In article <9kic92$[EMAIL PROTECTED]>, [EMAIL PROTECTED] 
says...
> I'm guessing all the unclosed <font>s are causing some stack to fill, and
> Mozilla gives up rendering the rest of the page? Anyways, I think it'd be
> nice if Mozilla could handle this, although I have no idea how hard it'd
> be to do.
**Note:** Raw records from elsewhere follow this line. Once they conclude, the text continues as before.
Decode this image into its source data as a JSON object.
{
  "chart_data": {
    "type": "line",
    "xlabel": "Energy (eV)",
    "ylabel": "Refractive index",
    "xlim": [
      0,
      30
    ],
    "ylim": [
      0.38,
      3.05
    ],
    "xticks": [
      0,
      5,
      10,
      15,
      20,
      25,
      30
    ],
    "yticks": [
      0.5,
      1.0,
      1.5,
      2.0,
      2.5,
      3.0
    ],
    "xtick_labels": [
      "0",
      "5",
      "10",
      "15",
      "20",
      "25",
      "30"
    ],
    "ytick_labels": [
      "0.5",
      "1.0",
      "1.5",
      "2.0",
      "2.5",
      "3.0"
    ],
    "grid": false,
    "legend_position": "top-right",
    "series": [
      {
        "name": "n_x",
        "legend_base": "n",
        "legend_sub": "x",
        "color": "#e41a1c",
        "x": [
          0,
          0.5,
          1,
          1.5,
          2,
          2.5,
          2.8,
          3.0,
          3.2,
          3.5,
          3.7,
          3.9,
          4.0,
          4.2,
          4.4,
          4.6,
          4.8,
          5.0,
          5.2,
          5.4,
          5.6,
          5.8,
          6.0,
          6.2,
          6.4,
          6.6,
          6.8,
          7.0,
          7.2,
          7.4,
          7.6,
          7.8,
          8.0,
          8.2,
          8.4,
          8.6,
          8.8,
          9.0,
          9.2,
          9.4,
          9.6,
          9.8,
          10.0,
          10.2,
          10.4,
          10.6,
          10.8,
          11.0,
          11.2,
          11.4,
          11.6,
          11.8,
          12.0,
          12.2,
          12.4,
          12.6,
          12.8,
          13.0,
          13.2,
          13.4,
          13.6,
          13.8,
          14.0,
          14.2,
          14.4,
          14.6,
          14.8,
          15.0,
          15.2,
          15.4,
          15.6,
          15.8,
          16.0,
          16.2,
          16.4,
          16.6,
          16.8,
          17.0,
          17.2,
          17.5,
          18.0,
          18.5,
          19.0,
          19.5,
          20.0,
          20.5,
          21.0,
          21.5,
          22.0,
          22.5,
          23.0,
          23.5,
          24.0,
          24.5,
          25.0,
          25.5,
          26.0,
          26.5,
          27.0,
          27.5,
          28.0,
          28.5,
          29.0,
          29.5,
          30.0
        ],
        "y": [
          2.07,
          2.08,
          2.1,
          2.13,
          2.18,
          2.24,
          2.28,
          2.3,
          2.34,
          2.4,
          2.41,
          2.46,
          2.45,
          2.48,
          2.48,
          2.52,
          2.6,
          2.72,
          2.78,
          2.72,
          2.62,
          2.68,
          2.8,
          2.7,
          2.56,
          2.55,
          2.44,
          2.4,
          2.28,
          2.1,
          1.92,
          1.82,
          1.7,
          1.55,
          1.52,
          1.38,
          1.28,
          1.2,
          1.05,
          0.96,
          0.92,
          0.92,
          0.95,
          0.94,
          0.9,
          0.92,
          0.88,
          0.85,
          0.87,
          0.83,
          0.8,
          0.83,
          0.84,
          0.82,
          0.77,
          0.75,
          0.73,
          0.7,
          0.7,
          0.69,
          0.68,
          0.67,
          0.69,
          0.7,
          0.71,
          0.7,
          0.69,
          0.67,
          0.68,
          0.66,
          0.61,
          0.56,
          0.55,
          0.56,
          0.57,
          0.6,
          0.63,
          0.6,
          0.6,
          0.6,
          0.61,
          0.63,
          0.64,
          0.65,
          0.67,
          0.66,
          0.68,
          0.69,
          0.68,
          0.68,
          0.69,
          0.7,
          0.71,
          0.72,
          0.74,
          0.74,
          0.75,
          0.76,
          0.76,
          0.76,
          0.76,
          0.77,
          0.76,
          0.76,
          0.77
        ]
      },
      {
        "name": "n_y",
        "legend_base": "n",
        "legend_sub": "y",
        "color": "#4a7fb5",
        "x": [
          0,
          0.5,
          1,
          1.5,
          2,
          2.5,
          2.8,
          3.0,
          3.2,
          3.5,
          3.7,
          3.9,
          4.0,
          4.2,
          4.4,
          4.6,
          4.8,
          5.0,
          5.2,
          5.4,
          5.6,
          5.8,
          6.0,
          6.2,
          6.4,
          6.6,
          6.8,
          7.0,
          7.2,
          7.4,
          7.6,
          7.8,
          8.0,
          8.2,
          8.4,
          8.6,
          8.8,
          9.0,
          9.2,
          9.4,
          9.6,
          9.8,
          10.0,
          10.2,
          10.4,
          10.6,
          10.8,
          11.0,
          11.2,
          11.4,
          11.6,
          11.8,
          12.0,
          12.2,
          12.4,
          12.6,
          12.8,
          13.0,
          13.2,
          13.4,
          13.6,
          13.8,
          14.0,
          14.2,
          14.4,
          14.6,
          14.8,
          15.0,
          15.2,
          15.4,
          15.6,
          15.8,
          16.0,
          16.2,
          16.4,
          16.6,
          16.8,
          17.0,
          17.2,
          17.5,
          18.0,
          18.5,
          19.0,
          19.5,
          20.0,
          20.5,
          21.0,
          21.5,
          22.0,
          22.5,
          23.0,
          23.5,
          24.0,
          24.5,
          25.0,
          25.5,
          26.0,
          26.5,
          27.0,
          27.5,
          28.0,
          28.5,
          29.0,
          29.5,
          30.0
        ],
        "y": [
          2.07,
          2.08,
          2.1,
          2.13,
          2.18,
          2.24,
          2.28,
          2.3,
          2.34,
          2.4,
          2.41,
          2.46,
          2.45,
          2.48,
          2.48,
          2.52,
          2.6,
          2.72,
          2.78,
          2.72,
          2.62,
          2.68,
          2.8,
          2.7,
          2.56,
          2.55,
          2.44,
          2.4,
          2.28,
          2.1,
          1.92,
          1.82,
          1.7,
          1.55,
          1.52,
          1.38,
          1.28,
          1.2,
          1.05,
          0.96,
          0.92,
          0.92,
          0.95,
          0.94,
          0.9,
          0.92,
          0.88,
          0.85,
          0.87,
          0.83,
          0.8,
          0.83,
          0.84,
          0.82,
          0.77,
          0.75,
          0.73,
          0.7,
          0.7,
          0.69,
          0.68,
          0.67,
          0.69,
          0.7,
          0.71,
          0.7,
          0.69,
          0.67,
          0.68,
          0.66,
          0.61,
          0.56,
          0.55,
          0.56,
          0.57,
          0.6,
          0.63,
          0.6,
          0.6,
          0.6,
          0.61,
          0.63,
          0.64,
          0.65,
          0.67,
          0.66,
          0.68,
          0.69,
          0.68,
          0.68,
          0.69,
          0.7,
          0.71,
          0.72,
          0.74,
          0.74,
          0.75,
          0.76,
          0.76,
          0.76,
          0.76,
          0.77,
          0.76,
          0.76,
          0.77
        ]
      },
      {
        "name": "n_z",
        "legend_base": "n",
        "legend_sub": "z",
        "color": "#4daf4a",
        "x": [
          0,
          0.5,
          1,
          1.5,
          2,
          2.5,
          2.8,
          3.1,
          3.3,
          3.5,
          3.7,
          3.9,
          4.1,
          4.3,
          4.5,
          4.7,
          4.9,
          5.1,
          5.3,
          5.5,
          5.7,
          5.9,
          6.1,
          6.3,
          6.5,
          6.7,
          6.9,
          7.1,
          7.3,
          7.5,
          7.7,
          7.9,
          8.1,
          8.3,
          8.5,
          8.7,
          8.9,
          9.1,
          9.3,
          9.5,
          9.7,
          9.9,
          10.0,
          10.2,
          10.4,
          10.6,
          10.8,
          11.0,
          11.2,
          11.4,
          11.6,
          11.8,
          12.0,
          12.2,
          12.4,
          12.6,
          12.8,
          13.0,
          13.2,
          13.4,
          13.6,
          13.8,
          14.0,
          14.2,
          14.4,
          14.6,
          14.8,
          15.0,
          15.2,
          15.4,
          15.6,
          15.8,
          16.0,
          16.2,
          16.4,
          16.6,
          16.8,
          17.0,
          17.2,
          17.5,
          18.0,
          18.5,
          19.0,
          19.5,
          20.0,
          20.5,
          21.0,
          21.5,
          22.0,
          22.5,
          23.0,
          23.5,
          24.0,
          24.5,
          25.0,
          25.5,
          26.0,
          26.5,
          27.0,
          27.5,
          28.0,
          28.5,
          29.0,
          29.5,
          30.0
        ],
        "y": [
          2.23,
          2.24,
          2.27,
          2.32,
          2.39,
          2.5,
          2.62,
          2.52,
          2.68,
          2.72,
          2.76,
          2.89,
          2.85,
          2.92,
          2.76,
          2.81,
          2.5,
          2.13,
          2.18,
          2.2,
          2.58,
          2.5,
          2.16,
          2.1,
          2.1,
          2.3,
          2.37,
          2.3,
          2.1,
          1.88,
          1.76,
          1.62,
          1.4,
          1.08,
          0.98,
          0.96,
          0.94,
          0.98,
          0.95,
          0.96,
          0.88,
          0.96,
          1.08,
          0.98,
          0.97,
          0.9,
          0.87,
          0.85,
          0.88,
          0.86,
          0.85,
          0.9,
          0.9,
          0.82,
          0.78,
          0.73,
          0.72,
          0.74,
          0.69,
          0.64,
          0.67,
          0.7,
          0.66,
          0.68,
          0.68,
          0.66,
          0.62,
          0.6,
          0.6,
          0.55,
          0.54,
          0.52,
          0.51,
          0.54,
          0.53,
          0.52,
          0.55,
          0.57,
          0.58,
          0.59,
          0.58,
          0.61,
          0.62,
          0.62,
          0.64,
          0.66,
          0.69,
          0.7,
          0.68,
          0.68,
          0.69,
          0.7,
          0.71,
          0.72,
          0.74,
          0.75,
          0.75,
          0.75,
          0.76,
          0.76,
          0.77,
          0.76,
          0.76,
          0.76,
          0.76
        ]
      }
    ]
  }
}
IE can do it ;)
> 
> I'm using Mozilla 0.9.3 on Win32.

Adding additional bloat to a browser to try and interpret bad code is 
not the right way to address the problem.  Sure, in this case it might 
seem like a simple fix.  Missing closing tags.  So say Mozilla adds code 
for it.  Tomorrow it'll be something else, and the person will say, 
"well, you supported bad html for missing closing tags for <FONT>, so 
you should support THIS bad html too".  So Mozilla gives in and adds 
more code for that instance of bad HTML as well.  Then a third 
situation, and a fourth, and so on.

Then suddenly, someone has a page which combines Bad Code Instances 1, 
6, 28, and 73, for which there is no logical solution, yet demands that 
Mozilla read their mind too and fix their code for them.  Then it 
happens again, when you've got #46, 23, and 101.  Now the Mozilla team 
find themselves wasting even more time writing additional code and bloat 
into Mozilla to accommodate for these unresolvable situations, instead 
of coding Mozilla to properly handle standards-compliant code (a big 
enough challenge in-and-of itself, and one that IE does NOT succeed at).  
Mozilla takes longer and longer... it's 2003 and we're only at 0.9.9.4.1

You see where this is heading?  You thought Mozilla was already bloated 
and behind-schedule.  The last thing we need to do is distract the 
Mozilla developers by demanding they somehow figure out from bad code 
what was REALLY meant, and somehow resolve contradictions and missing 
logic in the process.

This is not the way to write a browser, or support the internet.

It's not too much to demand that people write proper code.  That's the 
way coding in a language works.  People seem to be under this 
misconception that writing code for HTML/CSS/XML should be any different 
than Basic/Pascal/C/assembly/Java/Perl/whatever.  Bad code doesn't work.  
It doesn't compile.  It doesn't run.  You want it to work, you need to 
learn the proper methods and fix your code.  Period.  Not expect the 
compiler to compensate.  People writing compilers/browsers have enough 
work as it is, and it is unreasonable to expect the compiler/browser to 
be able to logically handle every conceivable mistake (and in 
combination) that a coder might write.